Le moment le plus difficile pour l’équipe Goldman Sachs fut certainement la lecture d’un mail ayant circulé dans la firme disant, je cite de mémoire : « We made some great lemonade out of some good old lemons », phrase qui ne peut être traduite sans une explication. Un « lemon », un citron, c’est une bagnole d’occasion pourrie, et de manière plus générale, de la camelote. La phrase devient alors : « Nous avons fait de la super-limonade avec de bons vieux citrons ». Les hommes de Goldman Sachs étaient assis mais chacun d’eux a été cueilli par ce crochet à la mâchoire.
Dernière observation pour finir : si vous lisez ce blog, vous connaissez Alan Grayson un congressman dont vous appréciez le punch légendaire. Vous aimerez alors le sénateur Jon Tester, fermier « bio », dont on a pu constater aujourd’hui qu’il ne s’en laisse pas compter non plus.
(*) Un « article presslib’ » est libre de reproduction en tout ou en partie à condition que le présent alinéa soit reproduit à sa suite. Paul Jorion est un « journaliste presslib’ » qui vit exclusivement de ses droits d’auteurs et de vos contributions. Il pourra continuer d’écrire comme il le fait aujourd’hui tant que vous l’y aiderez. Votre soutien peut s’exprimer ici.
6 réponses à “Audition de représentants de la firme Goldman Sachs au sénat américain (II)”
Bravo !
On se croirait dans un feuilleton de Dallas !
La suite svp !
Amicalement
je regarde en direct sur cnbc cet incroyable audition,lloyd blankfein ne veut pas admettre l evidence ,la firme pari contre les produits qu elle vend!pauvres clients! bravo au congres americain!

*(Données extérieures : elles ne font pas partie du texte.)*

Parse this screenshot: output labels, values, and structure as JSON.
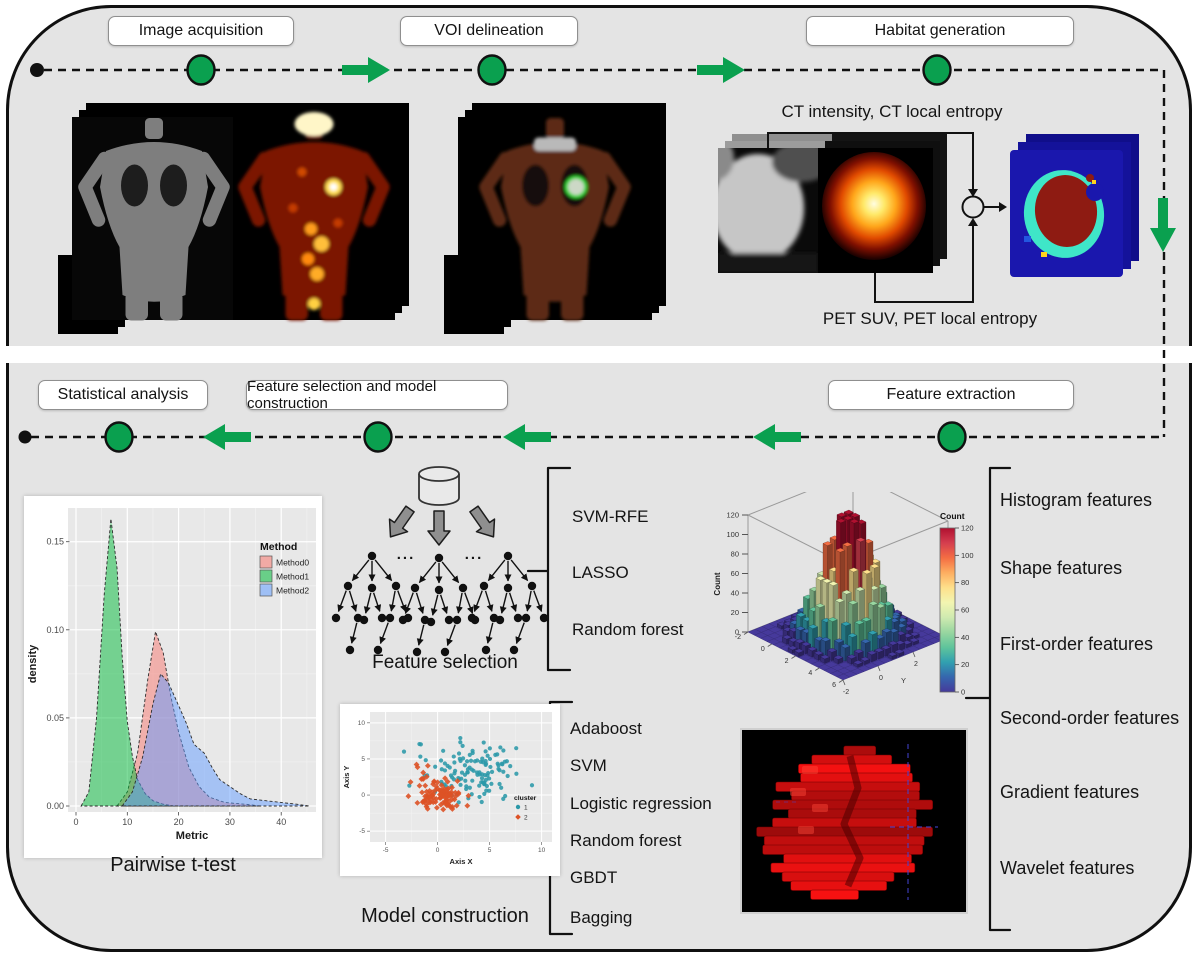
{
  "workflow": {
    "top_stages": [
      "Image acquisition",
      "VOI delineation",
      "Habitat generation"
    ],
    "bottom_stages": [
      "Statistical analysis",
      "Feature selection and model construction",
      "Feature extraction"
    ]
  },
  "habitat_generation": {
    "ct_inputs_label": "CT intensity, CT local entropy",
    "pet_inputs_label": "PET SUV, PET local entropy"
  },
  "statistical_analysis": {
    "caption": "Pairwise t-test"
  },
  "feature_selection": {
    "caption": "Feature selection",
    "ellipsis": "...",
    "methods": [
      "SVM-RFE",
      "LASSO",
      "Random forest"
    ]
  },
  "model_construction": {
    "caption": "Model construction",
    "models": [
      "Adaboost",
      "SVM",
      "Logistic regression",
      "Random forest",
      "GBDT",
      "Bagging"
    ]
  },
  "feature_extraction": {
    "feature_types": [
      "Histogram features",
      "Shape features",
      "First-order features",
      "Second-order features",
      "Gradient features",
      "Wavelet features"
    ]
  },
  "colors": {
    "accent_green": "#0aa04f",
    "panel_gray": "#e4e4e4",
    "habitat_map_blue": "#1a17ad",
    "habitat_core_red": "#8e1b12",
    "habitat_ring_cyan": "#3fe6c8",
    "tumor_red": "#d40f0f"
  },
  "chart_data": [
    {
      "id": "density",
      "type": "area",
      "title": "",
      "xlabel": "Metric",
      "ylabel": "density",
      "xlim": [
        0,
        46
      ],
      "ylim": [
        0,
        0.168
      ],
      "x_ticks": [
        0,
        10,
        20,
        30,
        40
      ],
      "y_ticks": [
        "0.00",
        "0.05",
        "0.10",
        "0.15"
      ],
      "legend_title": "Method",
      "legend_position": "inside-top-right",
      "grid": true,
      "series": [
        {
          "name": "Method0",
          "color": "#F8766D",
          "peak_x": 15.5,
          "peak_y": 0.099,
          "points": [
            [
              8,
              0
            ],
            [
              10,
              0.008
            ],
            [
              12,
              0.03
            ],
            [
              14,
              0.072
            ],
            [
              15.5,
              0.099
            ],
            [
              17,
              0.087
            ],
            [
              18.5,
              0.062
            ],
            [
              20,
              0.042
            ],
            [
              22,
              0.022
            ],
            [
              24,
              0.011
            ],
            [
              26,
              0.005
            ],
            [
              29,
              0.002
            ],
            [
              33,
              0.001
            ],
            [
              36,
              0
            ]
          ]
        },
        {
          "name": "Method1",
          "color": "#00BA38",
          "peak_x": 6.8,
          "peak_y": 0.163,
          "points": [
            [
              1,
              0
            ],
            [
              2.5,
              0.008
            ],
            [
              4,
              0.05
            ],
            [
              5.5,
              0.12
            ],
            [
              6.8,
              0.163
            ],
            [
              8,
              0.135
            ],
            [
              9,
              0.085
            ],
            [
              10,
              0.048
            ],
            [
              11,
              0.028
            ],
            [
              12,
              0.015
            ],
            [
              13.5,
              0.007
            ],
            [
              15,
              0.003
            ],
            [
              17,
              0.001
            ],
            [
              19,
              0
            ]
          ]
        },
        {
          "name": "Method2",
          "color": "#619CFF",
          "peak_x": 16.5,
          "peak_y": 0.075,
          "points": [
            [
              9,
              0
            ],
            [
              11,
              0.008
            ],
            [
              13,
              0.028
            ],
            [
              15,
              0.058
            ],
            [
              16.5,
              0.075
            ],
            [
              18,
              0.07
            ],
            [
              20,
              0.057
            ],
            [
              21.5,
              0.047
            ],
            [
              23,
              0.035
            ],
            [
              25,
              0.03
            ],
            [
              26.5,
              0.022
            ],
            [
              28,
              0.015
            ],
            [
              30,
              0.011
            ],
            [
              32,
              0.007
            ],
            [
              34,
              0.004
            ],
            [
              37,
              0.003
            ],
            [
              40,
              0.002
            ],
            [
              43,
              0.001
            ],
            [
              45.5,
              0
            ]
          ]
        }
      ]
    },
    {
      "id": "cluster_scatter",
      "type": "scatter",
      "xlabel": "Axis X",
      "ylabel": "Axis Y",
      "xlim": [
        -6.5,
        11
      ],
      "ylim": [
        -6.5,
        11.5
      ],
      "x_ticks": [
        -5,
        0,
        5,
        10
      ],
      "y_ticks": [
        -5,
        0,
        5,
        10
      ],
      "legend_title": "cluster",
      "legend_position": "inside-bottom-right",
      "series": [
        {
          "name": "1",
          "marker": "circle",
          "color": "#2b98a8",
          "n": 125,
          "center": [
            3.4,
            3.6
          ],
          "sd": [
            2.3,
            2.2
          ]
        },
        {
          "name": "2",
          "marker": "diamond",
          "color": "#dd5226",
          "n": 95,
          "center": [
            0.4,
            -0.1
          ],
          "sd": [
            1.0,
            1.0
          ],
          "spray": {
            "n": 14,
            "center": [
              -1.2,
              2.6
            ],
            "sd": [
              1.0,
              1.3
            ]
          }
        }
      ]
    },
    {
      "id": "habitat_histogram",
      "type": "3d-histogram",
      "zlabel": "Count",
      "zlim": [
        0,
        120
      ],
      "z_ticks": [
        0,
        20,
        40,
        60,
        80,
        100,
        120
      ],
      "x_ticks": [
        -2,
        0,
        2,
        4,
        6
      ],
      "y_ticks": [
        -2,
        0,
        2,
        4
      ],
      "y_axis_label": "Y",
      "colorbar_title": "Count",
      "colorbar_ticks": [
        120,
        100,
        80,
        60,
        40,
        20,
        0
      ],
      "peak": 120,
      "sigma": 2.6,
      "grid_n": 15,
      "palette": [
        "#46399b",
        "#3566ae",
        "#31a0b0",
        "#5fc49b",
        "#98d6a0",
        "#cfeab0",
        "#f2f5b1",
        "#fee08b",
        "#fdae61",
        "#f46d43",
        "#d53e4f",
        "#b01030"
      ]
    }
  ]
}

Ca c’est grand ! Merci Monsieur Jorion.
Mr.
Cela fait un petit moment que je suis votre activité dans divers média. Je vous ai écouté prédire la chute de la Grèce (France culture) et actuellement à vrai-dire, il y a quelque chose, je ne sais pas quoi exactement, mais le mélange de ces auditions -par ailleurs, surnaturelles, il faut le voir pour croire à la stratégie du « stonewalling »- avec la publication de la note de la Grèce par l’agence de notation Standard & Poor’s fait froid dans le dos.
Merci encore de nous apporter une vision globale, dans ces temps, où l’agenda médiatique, avec chaque jour « sa story of the day », nous limitent considérablement.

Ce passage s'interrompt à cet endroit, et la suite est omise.